Continuous Spatial-Spectral Reconstruction via Implicit Neural Representation

Existing methods for spectral image reconstruction from low spatial/spectral resolution inputs are typically in discrete manners, only producing results with fixed spatial/spectral resolutions. However, these discrete methods neglect the continuous nature of three-dimensional spectral signals, limiting their applicability and performance. To address this limitation, we propose a novel method leveraging implicit neural representation, which allows for spectral image reconstruction with arbitrary resolutions in both spatial and spectral dimensions for the first time. Specifically, we design neural spatial-spectral representation (NeSSR), which projects the deep features extracted from low-resolution inputs to the corresponding intensity values under target 3D coordinates (including 2D spatial positions and 1D spectral wavelengths).
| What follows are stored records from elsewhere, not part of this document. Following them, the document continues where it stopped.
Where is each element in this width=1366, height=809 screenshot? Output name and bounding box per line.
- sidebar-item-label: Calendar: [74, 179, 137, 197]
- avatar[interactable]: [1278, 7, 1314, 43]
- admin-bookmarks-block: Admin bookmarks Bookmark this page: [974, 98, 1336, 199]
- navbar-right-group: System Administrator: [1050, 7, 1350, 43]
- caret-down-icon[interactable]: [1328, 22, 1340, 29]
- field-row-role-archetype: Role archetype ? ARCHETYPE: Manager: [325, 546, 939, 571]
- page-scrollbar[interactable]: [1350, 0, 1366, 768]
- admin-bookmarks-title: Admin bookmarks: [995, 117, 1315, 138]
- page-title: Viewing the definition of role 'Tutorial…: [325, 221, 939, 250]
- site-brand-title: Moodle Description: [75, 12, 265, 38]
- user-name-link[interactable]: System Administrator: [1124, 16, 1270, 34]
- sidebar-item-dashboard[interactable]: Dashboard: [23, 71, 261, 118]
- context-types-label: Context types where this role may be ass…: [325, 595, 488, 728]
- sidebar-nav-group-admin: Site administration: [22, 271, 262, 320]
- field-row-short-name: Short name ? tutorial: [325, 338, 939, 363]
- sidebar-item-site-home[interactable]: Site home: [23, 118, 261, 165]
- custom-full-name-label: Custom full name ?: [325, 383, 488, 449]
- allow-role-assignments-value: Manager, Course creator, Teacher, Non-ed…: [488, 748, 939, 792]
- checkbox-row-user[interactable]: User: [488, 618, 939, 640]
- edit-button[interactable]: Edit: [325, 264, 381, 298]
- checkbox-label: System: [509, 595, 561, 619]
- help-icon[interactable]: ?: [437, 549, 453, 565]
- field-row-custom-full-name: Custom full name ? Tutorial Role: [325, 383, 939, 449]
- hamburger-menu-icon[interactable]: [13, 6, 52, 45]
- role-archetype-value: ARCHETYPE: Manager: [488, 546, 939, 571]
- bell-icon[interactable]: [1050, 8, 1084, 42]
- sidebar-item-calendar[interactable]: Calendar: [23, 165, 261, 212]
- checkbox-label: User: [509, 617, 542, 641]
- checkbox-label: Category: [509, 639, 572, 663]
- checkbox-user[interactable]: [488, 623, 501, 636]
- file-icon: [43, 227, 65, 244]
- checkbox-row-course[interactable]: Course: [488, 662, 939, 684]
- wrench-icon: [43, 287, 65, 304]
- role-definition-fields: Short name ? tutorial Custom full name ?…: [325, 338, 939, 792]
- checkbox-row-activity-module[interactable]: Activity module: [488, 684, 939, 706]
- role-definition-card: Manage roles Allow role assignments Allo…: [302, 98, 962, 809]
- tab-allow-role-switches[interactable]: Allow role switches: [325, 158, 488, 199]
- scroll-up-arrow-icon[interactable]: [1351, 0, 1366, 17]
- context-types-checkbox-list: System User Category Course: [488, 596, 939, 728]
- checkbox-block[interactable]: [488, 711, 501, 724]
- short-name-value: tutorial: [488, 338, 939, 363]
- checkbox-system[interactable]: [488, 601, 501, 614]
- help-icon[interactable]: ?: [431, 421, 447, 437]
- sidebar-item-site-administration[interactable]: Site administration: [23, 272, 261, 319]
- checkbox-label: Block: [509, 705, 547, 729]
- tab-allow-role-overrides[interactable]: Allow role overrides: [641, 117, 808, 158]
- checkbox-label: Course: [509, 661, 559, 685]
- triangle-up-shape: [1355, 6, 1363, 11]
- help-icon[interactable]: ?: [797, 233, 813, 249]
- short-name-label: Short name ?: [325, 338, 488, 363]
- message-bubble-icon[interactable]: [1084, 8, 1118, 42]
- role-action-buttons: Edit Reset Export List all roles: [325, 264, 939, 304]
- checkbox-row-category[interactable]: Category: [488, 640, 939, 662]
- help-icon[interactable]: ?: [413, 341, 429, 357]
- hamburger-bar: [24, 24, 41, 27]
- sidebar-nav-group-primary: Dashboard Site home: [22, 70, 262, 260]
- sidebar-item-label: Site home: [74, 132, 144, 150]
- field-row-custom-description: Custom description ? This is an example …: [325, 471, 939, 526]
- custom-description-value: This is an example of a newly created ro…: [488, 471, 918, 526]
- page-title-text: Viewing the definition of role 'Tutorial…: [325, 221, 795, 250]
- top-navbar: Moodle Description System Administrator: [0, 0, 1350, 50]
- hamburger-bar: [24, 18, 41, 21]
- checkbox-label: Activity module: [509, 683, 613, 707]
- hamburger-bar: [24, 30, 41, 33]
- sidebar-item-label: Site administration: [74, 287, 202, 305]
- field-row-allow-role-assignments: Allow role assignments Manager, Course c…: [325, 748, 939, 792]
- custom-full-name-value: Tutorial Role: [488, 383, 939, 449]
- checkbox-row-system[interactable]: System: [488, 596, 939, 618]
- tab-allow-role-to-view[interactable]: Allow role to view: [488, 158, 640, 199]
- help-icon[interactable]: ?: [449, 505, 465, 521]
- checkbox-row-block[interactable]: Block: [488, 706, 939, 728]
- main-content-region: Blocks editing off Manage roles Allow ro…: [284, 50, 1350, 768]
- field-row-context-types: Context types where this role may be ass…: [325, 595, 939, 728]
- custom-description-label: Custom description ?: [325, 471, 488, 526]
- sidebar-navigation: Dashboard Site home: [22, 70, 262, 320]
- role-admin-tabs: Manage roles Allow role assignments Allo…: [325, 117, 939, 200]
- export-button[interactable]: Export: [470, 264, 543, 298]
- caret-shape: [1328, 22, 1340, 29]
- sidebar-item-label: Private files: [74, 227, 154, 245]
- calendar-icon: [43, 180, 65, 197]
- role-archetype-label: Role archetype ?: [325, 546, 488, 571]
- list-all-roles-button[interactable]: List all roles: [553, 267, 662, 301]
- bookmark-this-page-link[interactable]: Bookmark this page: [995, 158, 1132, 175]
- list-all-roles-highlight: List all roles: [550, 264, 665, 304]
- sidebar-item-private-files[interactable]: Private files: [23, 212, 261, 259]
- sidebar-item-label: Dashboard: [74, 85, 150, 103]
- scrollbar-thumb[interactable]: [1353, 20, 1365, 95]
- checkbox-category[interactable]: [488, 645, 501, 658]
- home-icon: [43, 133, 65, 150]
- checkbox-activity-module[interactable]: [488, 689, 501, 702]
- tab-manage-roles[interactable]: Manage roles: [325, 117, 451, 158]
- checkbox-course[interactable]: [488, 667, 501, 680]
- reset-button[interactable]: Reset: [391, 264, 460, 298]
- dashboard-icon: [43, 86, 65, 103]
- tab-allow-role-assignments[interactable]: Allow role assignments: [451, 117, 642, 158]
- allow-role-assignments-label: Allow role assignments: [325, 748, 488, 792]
To achieve continuous reconstruction, within NeSSR we devise: a spectral profile interpolation module, which efficiently interpolates features to the desired resolution, and a coordinate-aware neural attention mapping module, which aggregates the coordinate and content information for the final reconstruction. Before NeSSR, we design the spatial-spectral encoder leveraging large-kernel 3D attention, which effectively captures the spatial-spectral correlation in the form of deep features for subsequent high-fidelity representation. Extensive experiments demonstrate the superiority of our method over existing methods across three representative spatial-spectral reconstruction tasks, showcasing its ability to reconstruct spectral images with arbitrary and even extreme spatial/spectral resolutions beyond the training scale.